An energy-based model for ballistic impact analysis of ceramic-composite armors

Abstract

An analytical model is presented for the ballistic impact behavior of ceramic-composite armors. The model is based on wave theory and energy balance between the kinetic energy of the projectile and the energy absorbed by different mechanisms. The armor analyzed consists of front composite cover layer, ceramic plate, rubber layer and the composite backing plate. The projectile is cylindrical.
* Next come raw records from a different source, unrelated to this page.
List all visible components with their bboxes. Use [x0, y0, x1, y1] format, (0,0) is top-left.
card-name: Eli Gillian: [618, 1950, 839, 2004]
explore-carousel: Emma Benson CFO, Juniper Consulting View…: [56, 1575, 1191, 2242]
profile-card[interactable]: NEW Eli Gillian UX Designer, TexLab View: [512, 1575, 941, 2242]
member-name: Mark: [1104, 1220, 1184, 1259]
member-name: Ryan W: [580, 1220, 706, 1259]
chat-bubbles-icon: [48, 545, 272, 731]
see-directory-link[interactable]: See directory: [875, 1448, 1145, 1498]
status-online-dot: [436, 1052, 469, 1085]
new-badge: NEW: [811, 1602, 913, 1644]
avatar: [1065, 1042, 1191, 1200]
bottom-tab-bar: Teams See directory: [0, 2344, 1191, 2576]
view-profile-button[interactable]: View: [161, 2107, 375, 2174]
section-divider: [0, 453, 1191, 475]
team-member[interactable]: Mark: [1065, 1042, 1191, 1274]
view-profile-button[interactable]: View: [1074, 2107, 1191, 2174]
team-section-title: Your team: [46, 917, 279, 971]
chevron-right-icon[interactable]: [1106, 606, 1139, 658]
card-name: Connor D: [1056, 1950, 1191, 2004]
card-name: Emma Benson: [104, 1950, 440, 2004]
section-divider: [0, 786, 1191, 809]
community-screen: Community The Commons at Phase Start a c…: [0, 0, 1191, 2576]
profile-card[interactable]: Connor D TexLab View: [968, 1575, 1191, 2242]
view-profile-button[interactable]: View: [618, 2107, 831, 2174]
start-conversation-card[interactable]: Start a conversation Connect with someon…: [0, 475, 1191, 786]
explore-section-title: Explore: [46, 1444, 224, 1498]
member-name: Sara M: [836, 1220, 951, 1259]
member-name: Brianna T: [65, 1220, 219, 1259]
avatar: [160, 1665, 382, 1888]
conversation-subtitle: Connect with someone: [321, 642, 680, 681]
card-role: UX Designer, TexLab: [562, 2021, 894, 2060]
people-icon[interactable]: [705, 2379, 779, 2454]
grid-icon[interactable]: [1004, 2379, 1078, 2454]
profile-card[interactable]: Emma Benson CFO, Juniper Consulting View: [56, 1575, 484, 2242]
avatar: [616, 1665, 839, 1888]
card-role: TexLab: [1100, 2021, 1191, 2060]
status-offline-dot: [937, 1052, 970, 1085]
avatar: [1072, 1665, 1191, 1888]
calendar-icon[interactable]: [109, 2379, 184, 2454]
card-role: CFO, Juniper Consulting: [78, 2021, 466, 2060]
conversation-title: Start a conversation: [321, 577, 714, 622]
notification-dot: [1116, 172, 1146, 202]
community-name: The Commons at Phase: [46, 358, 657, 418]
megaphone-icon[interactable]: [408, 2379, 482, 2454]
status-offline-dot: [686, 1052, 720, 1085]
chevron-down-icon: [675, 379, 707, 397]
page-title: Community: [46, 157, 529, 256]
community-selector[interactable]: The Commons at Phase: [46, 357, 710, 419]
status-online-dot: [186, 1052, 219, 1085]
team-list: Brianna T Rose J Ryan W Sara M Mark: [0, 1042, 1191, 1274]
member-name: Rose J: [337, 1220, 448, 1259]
The major damage and energy-absorbing mechanisms are compression of the target directly below the projectile, compression in the surrounding region around the point of impact, formation of ring cracks and radial cracks in the ceramic leading to tensile failure, shear plugging, pulverization of the ceramic, tension in the yarns, delamination and matrix cracking in the composite, bulge formation on the back face of the composite backing plate and friction between the target and the projectile. Projectile erosion and deformation are also considered. Kinetic energy, velocity and deceleration of the projectile, distance traveled by the projectile and the contact force are presented as a function of time. Ballistic limit velocity, contact duration and damage progression are also given. Further, solution procedure is presented for the study of ballistic impact behavior of ceramic-composite armors. Analytical predictions are validated with the experimental results. Finally, performance of a typical ceramic-composite armor is presented.